Starting off with the Shure SM57-LC Cardioid Microphone, which is easily one of the most versatile and famous mics in history, a real workhouse that produces great results wherever it is used.
Or, for a superb Omnidirectional option, which is also very versatile, go for the Audio-Technica AT4022 Omnidirectional Condenser Microphone. Or, for a high-quality Hypercardioid option for a narrow and defined sound collection, I would recommend the Beyerdynamic M201 TG Classic Dynamic Hypercardioid Microphone.
Or for some excellent comparisons, check out our in-depth reviews of the Best Vocal Mics, the Best Dynamic Microphones, the Best Shure Microphones, the Best Microphones for Recording Rap Vocals, the Best Condenser Microphones, or the Best XLR Microphones currently on the market.
Directional vs Omnidirectional Microphones – What Should you choose?
I can’t really answer that. I can only lay down the points that might be relevant. It will depend on where and how you want to use your microphone.

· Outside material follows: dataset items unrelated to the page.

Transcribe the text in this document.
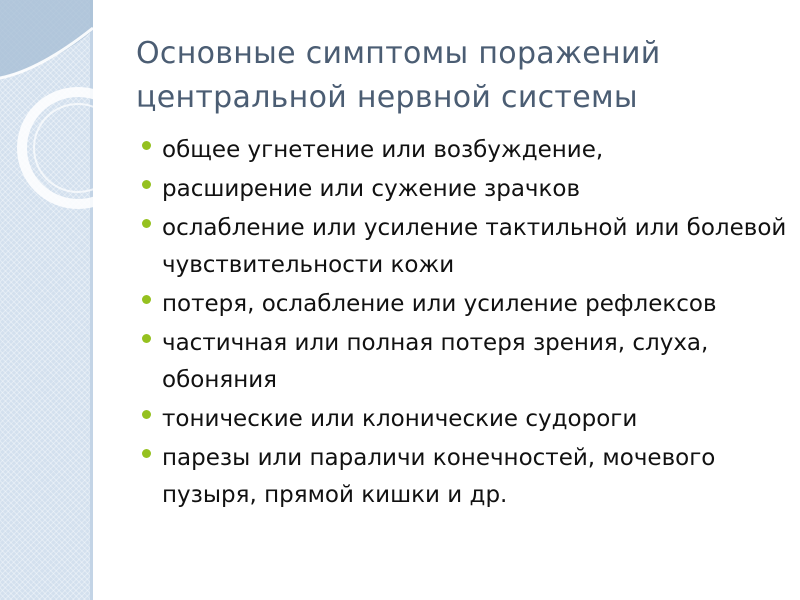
Основные симптомы поражений центральной нервной системы
общее угнетение или возбуждение,
расширение или сужение зрачков
ослабление или усиление тактильной или болевой чувствительности кожи
потеря, ослабление или усиление рефлексов
частичная или полная потеря зрения, слуха, обоняния
тонические или клонические судороги
парезы или параличи конечностей, мочевого пузыря, прямой кишки и др.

I have heard it said that sound engineers in some studios use Directional Cardioid mics because they are scared. They don’t want to try something new, so they ‘run home to mama.’ And stay with what they know.
However, I think the engineers that I have known wouldn’t be labeled as scared. And they certainly wouldn’t be afraid to try something new. They used the Directional cardioid pattern because, in the circumstances, it produced the best results.
And that is what you must do, choose the mic that will give you the best results. Forget everyone else; it’s about what you want and need to get the sound you want. Directional or Omnidirectional? They both have their positives and negatives, as most things do. Choose wisely because it is going to make a difference.